We are using a book ModernC for Demonstration.

In [3]:
# Getting Data
from PyPDF2 import PdfReader
reader = PdfReader('modernC.pdf')
text= ""
for page in reader.pages:
  text += page.extract_text()

text = text.lower()
text = text.replace('\t'," ")

## Breaking Text into Chunks.

In [4]:
chunk_size = 300
chunks = [text[i:i + chunk_size] for i in range(0, len(text), chunk_size)]
print(len(chunks))

3395


## Embeddings the Chunks.

In [6]:
from sentence_transformers import SentenceTransformer
from tqdm import tqdm

embedder = SentenceTransformer("all-MiniLM-L6-v2")
embeddings = []

for chunk in tqdm(chunks, desc="Embedding chunks"):
    vec = embedder.encode(chunk)   # encode ONE chunk
    embeddings.append(vec)


Embedding chunks: 100%|██████████| 3395/3395 [00:21<00:00, 157.77it/s]

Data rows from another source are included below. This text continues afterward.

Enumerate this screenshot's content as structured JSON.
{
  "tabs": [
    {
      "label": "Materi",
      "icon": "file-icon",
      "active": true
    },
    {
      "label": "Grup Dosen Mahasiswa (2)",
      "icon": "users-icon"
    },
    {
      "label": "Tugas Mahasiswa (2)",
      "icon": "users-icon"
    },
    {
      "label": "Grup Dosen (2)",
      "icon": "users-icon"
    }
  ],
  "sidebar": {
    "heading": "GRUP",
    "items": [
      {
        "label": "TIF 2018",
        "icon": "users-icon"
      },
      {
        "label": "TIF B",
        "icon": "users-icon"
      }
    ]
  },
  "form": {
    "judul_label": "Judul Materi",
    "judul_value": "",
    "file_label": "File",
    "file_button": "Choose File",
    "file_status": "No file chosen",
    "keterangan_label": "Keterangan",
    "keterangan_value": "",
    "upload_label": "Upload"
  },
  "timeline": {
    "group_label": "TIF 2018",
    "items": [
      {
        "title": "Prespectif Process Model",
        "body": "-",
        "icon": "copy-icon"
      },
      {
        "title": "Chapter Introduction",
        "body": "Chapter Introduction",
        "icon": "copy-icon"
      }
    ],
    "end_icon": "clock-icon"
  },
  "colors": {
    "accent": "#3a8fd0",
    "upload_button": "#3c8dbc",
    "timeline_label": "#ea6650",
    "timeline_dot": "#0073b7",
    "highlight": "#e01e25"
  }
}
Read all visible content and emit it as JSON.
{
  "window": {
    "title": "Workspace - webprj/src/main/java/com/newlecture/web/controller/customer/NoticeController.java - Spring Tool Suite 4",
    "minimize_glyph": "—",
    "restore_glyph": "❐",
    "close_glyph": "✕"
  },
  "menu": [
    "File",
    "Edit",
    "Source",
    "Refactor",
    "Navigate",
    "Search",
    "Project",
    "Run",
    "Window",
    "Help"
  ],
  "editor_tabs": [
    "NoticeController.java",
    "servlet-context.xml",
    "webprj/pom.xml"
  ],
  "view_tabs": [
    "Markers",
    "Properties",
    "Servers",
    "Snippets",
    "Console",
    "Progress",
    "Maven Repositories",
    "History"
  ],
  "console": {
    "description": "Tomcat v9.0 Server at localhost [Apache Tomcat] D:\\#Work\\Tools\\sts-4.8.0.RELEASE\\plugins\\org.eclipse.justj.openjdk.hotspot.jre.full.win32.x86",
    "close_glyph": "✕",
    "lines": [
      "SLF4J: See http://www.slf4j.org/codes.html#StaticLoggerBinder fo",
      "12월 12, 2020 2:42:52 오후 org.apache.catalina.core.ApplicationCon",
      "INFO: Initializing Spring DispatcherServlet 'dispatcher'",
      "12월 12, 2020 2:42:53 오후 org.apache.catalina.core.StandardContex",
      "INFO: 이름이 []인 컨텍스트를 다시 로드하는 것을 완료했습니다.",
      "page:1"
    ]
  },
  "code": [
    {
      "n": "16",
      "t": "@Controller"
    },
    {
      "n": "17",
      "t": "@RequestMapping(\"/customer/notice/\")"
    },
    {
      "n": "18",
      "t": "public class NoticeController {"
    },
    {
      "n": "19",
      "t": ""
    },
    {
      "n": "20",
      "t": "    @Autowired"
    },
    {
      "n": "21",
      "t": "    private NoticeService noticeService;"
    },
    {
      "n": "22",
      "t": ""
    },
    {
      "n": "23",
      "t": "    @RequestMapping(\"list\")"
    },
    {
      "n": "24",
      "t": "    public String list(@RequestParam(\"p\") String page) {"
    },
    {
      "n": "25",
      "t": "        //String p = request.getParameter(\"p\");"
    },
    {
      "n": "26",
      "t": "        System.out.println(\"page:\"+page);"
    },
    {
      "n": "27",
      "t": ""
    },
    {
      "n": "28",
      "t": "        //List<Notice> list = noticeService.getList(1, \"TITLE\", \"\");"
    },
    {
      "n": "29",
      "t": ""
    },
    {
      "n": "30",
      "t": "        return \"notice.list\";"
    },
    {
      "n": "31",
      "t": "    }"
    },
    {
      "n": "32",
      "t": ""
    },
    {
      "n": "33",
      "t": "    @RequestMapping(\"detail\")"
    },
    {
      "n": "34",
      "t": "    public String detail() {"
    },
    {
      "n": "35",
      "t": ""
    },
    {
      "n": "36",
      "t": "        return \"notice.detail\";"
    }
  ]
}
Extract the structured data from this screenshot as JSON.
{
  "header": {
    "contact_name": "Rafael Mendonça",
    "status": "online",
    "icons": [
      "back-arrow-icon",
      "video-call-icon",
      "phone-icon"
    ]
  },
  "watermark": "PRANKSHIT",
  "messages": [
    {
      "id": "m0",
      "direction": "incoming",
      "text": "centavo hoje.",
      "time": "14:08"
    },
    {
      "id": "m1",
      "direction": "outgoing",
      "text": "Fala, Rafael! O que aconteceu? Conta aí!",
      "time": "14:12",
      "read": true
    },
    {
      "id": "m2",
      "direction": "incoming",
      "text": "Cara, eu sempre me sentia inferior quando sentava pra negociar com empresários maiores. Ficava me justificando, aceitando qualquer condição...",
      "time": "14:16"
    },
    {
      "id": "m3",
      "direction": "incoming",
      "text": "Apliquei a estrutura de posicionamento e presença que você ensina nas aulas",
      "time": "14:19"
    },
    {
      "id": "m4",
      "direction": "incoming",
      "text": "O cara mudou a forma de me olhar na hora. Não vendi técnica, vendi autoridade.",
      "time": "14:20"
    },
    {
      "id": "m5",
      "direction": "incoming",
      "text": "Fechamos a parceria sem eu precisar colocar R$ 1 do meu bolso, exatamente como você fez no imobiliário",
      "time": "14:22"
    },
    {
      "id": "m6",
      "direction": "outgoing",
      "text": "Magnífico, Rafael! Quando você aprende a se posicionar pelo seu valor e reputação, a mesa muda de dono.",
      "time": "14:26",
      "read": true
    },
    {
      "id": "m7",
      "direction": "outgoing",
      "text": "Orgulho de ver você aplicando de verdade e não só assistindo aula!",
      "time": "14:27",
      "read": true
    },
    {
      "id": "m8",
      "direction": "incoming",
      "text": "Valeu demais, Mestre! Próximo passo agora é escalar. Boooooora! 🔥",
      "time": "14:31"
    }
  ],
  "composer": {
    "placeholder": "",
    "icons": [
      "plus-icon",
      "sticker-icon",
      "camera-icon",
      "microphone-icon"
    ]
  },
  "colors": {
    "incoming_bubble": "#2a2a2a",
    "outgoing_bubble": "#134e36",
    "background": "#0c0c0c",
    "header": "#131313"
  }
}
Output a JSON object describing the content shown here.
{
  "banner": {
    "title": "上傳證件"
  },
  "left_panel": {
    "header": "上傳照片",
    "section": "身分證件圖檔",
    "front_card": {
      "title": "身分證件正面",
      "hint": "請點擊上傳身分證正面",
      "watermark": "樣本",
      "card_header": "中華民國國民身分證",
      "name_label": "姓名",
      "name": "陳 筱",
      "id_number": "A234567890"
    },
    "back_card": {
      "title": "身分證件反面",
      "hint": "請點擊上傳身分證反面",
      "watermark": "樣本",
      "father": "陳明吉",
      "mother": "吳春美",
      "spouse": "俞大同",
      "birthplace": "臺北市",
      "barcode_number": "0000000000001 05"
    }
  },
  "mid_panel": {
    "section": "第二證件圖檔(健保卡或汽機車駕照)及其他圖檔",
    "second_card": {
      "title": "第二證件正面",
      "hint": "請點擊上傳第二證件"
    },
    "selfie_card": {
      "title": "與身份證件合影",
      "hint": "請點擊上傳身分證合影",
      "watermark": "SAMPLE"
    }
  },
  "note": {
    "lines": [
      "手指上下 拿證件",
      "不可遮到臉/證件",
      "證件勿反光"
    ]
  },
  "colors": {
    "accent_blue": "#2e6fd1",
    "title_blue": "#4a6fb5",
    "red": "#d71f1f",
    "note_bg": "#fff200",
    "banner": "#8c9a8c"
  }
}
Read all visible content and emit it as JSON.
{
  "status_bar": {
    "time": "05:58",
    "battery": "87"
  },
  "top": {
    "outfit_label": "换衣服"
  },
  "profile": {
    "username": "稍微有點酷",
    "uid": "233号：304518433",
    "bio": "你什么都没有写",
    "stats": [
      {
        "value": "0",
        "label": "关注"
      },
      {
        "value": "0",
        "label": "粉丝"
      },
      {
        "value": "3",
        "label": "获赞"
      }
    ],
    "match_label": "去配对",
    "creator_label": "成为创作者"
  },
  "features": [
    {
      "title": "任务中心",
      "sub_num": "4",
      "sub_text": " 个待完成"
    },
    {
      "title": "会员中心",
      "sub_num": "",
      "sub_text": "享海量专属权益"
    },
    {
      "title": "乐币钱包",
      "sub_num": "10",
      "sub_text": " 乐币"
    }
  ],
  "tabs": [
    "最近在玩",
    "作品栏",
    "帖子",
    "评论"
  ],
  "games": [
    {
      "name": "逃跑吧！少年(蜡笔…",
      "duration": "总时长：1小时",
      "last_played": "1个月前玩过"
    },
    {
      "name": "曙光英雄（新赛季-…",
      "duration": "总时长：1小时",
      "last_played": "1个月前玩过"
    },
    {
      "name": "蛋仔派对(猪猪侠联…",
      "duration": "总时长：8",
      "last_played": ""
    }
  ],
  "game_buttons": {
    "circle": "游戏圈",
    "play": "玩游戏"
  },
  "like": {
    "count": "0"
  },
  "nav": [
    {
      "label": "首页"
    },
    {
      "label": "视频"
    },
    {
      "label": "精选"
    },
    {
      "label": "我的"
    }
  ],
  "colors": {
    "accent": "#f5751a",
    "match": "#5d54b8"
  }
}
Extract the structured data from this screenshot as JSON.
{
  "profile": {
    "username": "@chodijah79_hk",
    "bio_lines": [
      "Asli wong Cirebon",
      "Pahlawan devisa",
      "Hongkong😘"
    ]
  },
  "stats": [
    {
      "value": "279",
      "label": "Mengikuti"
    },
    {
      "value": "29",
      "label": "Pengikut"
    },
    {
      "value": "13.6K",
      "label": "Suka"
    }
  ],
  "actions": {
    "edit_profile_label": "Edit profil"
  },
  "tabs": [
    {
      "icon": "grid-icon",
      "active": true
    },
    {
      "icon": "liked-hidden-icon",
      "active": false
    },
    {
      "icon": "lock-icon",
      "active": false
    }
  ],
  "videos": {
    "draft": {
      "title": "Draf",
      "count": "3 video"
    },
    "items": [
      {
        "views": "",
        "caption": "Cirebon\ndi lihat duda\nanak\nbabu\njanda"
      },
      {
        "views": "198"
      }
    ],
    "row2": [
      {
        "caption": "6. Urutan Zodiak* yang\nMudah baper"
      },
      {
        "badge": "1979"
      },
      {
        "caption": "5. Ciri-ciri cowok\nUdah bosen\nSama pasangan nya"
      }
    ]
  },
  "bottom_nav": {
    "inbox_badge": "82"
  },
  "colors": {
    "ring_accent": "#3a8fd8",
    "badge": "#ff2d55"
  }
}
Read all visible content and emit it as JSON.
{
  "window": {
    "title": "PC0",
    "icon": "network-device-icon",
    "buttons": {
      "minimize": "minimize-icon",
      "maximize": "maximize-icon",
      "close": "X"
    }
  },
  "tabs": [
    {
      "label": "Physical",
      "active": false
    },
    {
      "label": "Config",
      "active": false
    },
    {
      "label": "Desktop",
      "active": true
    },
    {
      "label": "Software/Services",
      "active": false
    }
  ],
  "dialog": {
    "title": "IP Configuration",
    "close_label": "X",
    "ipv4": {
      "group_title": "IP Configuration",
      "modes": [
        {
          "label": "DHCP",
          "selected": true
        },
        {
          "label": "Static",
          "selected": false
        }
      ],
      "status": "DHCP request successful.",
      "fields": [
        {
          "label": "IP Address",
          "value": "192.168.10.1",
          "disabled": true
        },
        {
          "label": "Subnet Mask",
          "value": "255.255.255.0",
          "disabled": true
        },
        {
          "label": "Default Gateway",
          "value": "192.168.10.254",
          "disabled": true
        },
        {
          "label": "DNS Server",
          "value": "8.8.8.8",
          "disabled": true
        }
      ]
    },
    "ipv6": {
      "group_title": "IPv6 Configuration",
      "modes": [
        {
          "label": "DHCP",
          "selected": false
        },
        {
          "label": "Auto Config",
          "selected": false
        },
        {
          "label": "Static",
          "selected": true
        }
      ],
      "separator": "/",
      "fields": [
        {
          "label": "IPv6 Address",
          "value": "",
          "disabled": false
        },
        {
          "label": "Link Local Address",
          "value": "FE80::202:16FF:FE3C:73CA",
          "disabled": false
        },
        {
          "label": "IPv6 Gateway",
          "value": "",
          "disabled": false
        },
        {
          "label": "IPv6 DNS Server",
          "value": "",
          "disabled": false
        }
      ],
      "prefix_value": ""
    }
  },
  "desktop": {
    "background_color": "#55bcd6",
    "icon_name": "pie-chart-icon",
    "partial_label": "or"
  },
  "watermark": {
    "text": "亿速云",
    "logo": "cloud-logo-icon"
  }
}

## Using Fiass As Vector Store.

In [15]:
import faiss
import numpy as np
embeddings = np.array(embeddings, dtype='float32')
d = embeddings.shape[1]
index = faiss.IndexFlatIP(d)
index.add(embeddings)
id_to_chunk = {i: chunk for i, chunk in enumerate(chunks)}
id_to_chunk[0]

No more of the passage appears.